After the first edition in 1648, Magni included the treatise into his book Principia et specimen philosophiae (Magni 1652), which was also published in 1661.

20. 

At the time, Jan Brożek (1585–1652) was a priest in Międzyrzec Podlaski. Before this time as well as after 1648, he served at Jagiellonian University.

21. 

In 1646 Pierius was present at Pascal’s vacuum experiments in Rouen and published a pamphlet against vacuum An detur vacuum natura in October 1646. Noël had an important correspondence with Pascal before his pamphlet against vacuum.

22. 

Magni did not include Brożek’s treatise in the following publications of the Demonstratio ocularis writings, and only left his response to an “anonymous” Peripatetic from Warsaw as an answer to Aristotelian philosophers in general.

23. 

Desnoyers’ letter to Roberval is dated July 17 and his letter to Mersenne July 24.

24. 

Magni published Roberval’s letter De vacuo narratio AE. P. de Roberval ad Nob. virum D. Des Noyers already in the fourth edition of his Demonstratio ocularis (Magni 1647b, pp. 75–90).

25. 

Mersenne praises Magni’s philosophy of the light of minds and compares it with Descartes.

26. 

Pascal’s letter to Le Paileur from February 1648. Pascal later refers to Magni in his Provincial Letters as he considers him an intellectual who suffered from the Jesuits, see the letter from 25 November 1656 (Pascal 2010).

27. 

Leibniz’s letter to von Guericke from 17 August 1671. Leibniz also speaks about Magni in this way in letters to Peter Lambeck and Johann Philipp von Schönborn (Subotowicz 1959).

28. 

Magni, who apparently did not speak French, had Pascal’s Récit de la grande experience de l’équilibre des liqueurs from 1648 translated into Italian: Racconto della grand’esperienza dell’equilibrio de liquor progetto del signor B.P. per lo compimento del trattato, ch’egli ha promesso nel suo compendio toccante il vacuo et fatto dal sig. F. P. in una delle piú alte montagne dell’Avernia.
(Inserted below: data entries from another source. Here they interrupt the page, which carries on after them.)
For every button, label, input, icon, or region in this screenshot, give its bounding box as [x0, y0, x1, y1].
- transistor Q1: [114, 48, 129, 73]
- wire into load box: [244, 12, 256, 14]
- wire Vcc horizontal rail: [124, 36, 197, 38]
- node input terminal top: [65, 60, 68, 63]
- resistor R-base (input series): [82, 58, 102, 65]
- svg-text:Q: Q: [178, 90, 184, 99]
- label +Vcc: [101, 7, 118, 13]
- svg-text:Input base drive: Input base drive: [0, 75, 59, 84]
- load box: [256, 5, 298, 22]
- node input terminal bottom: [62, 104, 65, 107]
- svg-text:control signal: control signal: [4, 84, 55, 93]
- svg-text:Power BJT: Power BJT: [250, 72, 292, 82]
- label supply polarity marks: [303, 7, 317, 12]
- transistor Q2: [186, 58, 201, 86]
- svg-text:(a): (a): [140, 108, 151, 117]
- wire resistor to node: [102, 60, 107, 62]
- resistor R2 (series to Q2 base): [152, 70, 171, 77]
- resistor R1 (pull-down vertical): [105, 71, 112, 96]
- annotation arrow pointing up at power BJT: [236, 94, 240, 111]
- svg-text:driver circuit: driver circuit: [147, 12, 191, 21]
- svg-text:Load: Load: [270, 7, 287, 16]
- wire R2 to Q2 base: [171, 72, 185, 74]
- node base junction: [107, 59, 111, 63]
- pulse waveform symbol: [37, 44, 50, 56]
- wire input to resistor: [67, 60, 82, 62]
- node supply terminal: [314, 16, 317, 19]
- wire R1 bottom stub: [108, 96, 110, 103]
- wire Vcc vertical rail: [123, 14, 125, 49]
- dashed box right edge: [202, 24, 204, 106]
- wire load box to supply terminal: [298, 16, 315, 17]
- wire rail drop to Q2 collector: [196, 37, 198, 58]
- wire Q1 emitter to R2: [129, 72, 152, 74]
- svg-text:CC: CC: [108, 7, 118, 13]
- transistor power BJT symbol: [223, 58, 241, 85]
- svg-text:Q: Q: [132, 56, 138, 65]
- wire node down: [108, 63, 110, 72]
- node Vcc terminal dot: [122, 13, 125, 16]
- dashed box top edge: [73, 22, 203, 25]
The anonymous translation is housed in the archives of the Capuchin monastery in Vienna (not catalogued).

29. 

Treatise no. 36 entitled Vacuum supletum is housed in the archives of the Capuchin monastery in Vienna (not catalogued).

30. 

The book was reedited in 1643 and 1645, modern Latin critical edition was published recently (Magni 2016).

31. 

“Fateor, inquam, vacuum non esse visibile oculo corporali, ac visibile est oculo mentis hominis illius, qui oculo corporis intuetur meam fistulam.”

32. 

Magni’s logic is formulated as a critique of Aristotelianism (Hubka 1979).

33. 

For instance, Magni’s concept of beauty in De luce mentium (Magni 2016, c. pp. 6, 54–5), resembles Ficinos’s commentary to Plato’s Symposium (Nejeschleba 2019b).

34. 

Magni’s Metaphysics is introduced by the Synopsis and Critique of Aristotle’s Metaphysics, which resembles Patrizi’s Disputationes peripateticae (Nejeschleba 2019a).

35. 

Magni’s Tractatus 19. De systemate Solis remained only in a manuscript form. It is kept in the archives of the Capuchin monastery in Vienna (not catalogued).

36. 

Also Magni’s Tractatus 31 containing the defence of Galileo and Heliocentrism remained in a manuscript form and is kept in the archives of the Capuchin monastery in Vienna (not catalogued).